Understanding nn.Module.parameters()

David_Alford · September 2, 2020, 3:21am

I am reading in the book Deep Learning with PyTorch that by calling the nn.Module.parameters() method that it will call submodules defined in the module’s init constructor. To understand and help visualize the processes I would like to use an ensemble as an example from ptrblck:

class MyEnsemble(nn.Module):
    def __init__(self, modelA, modelB, nb_classes=10):
        super(MyEnsemble, self).__init__()
        self.modelA = modelA
        self.modelB = modelB
        # Remove last linear layer
        self.modelA.fc = nn.Identity()
        self.modelB.fc = nn.Identity()
        
        # Create new classifier
        self.classifier = nn.Linear(2048+512, nb_classes)
        
    def forward(self, x):
        x1 = self.modelA(x.clone())  # clone to make sure x is not changed by inplace methods
        x1 = x1.view(x1.size(0), -1)
        x2 = self.modelB(x)
        x2 = x2.view(x2.size(0), -1)
        x = torch.cat((x1, x2), dim=1)
        
        x = self.classifier(F.relu(x))
        return x

In this nn.Module both self.modelA = modelA and self.modelB = modelB are being called in the init constructor. Therefore, by calling MyEnsemble.parameters() we would be returned the params which autograd would calculate the gradients wrt the parameters of the models MyEnsemble, modelA, and modelB?

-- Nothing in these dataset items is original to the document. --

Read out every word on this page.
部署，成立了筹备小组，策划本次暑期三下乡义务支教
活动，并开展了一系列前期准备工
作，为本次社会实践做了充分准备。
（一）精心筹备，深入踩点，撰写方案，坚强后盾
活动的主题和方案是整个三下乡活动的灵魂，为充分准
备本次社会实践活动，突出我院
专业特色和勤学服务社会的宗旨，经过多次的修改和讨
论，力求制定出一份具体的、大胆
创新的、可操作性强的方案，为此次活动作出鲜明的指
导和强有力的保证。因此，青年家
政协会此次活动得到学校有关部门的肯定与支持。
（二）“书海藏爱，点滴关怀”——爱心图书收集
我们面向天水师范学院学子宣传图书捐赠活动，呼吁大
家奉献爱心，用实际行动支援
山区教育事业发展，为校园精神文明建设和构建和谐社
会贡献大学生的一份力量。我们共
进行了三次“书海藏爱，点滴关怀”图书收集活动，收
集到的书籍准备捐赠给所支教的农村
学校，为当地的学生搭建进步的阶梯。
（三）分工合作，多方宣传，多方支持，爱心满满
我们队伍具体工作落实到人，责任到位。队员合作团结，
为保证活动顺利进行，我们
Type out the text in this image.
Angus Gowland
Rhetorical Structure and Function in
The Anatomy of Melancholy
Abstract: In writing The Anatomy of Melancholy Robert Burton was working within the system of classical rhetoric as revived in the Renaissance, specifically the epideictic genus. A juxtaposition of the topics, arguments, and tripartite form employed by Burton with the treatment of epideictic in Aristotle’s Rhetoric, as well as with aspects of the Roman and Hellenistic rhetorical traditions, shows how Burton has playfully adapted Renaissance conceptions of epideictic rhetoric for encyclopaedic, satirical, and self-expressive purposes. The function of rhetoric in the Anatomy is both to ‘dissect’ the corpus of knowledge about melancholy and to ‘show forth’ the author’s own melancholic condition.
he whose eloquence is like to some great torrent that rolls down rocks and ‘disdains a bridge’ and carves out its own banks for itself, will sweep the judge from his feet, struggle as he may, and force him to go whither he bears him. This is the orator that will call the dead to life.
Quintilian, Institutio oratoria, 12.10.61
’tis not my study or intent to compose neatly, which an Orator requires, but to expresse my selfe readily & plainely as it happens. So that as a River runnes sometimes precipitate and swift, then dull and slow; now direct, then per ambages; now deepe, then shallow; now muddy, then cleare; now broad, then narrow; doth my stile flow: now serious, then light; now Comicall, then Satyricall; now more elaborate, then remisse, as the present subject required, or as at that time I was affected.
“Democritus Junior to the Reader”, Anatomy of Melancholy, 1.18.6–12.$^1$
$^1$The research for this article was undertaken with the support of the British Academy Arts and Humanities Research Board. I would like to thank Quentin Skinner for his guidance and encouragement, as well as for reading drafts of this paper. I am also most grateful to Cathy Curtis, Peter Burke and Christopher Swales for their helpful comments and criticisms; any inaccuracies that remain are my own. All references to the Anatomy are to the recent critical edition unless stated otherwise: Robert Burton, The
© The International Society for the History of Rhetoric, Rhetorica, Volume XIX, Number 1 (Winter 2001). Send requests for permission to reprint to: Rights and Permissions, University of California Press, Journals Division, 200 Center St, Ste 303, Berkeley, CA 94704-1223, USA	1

Unless, of course, requires_grad=False for self.modelA and self.modelB - in which case autograd would not calculate the gradients wrt the parameters of these models and only that of MyEnsemble?

Is this thinking correct? Please correct my language if it is off. I am trying to learn as best I can and all help is appreciated.

David A.

ptrblck · September 2, 2020, 9:33am

Yes, you are correct that the gradients won’t be calculated for parameters, which are using requires_grad=False. However, model.parameters() would still return all parameters, if you are not filtering them out.

David_Alford · September 2, 2020, 2:28pm

Ok. Thank you for the clarification.

So if I call Module.parameters().grad I will be able to see the gradients? And I should call optimizer.zero_grad() each epoch to clear the gradients so they don’t accumulate? (Doesnt matter where you call zero_grad()).

EDIT: Also, what do you think is the area of PyTorch most people have trouble with? My focus is Computer Vision. Is there a concept/area in PyTorch that I can focus my energy on where you think people commonly make mistakes?

Thanks

ptrblck · September 2, 2020, 5:43pm

Module.parameters().grad won’t work directly and you would have to create a list or iterate it:

for param in Module.parameters():
    print(param.grad)

The usual workflow is to zero out the gradients after each iteration, if you don’t want to accumulate the gradients.

As long as zero_grad() is not called after the backward() call and before optimizer.step(), it should be OK.

Do you mean here in the discussion board or in the general framework usage?

David_Alford · September 2, 2020, 7:03pm

That makes sense.

In the general framework usage. I see you are very knowledgeable about PyTorch. Where would you recommend someone focus their energy when learning PyTorch? Any areas you see more mistakes than others that I could focus on?

Thank you for taking the time for the responses.

ptrblck · September 2, 2020, 10:25pm

When you are trying to learn PyTorch, I would suggest to pick an interesting (and personal) project you could spend some time on. E.g. if you are interested in photography and would like to experiment with some style transfer approaches, this would be a great way to learn more about GANs and other architectures. You would learn the framework just by working on the project.

On the other hand, if you would like to contribute to PyTorch, I would recommend to have a look at the usability / simple-fixes or misc category here.
Also, the good first issue label is useful to check for some starter PRs. The Contribution Guide is a good way to get started.

Generally, I would say that a lot of new users would have some trouble with language models, i.e. how the shapes are used in RNNs, where and when to detach() the activations etc.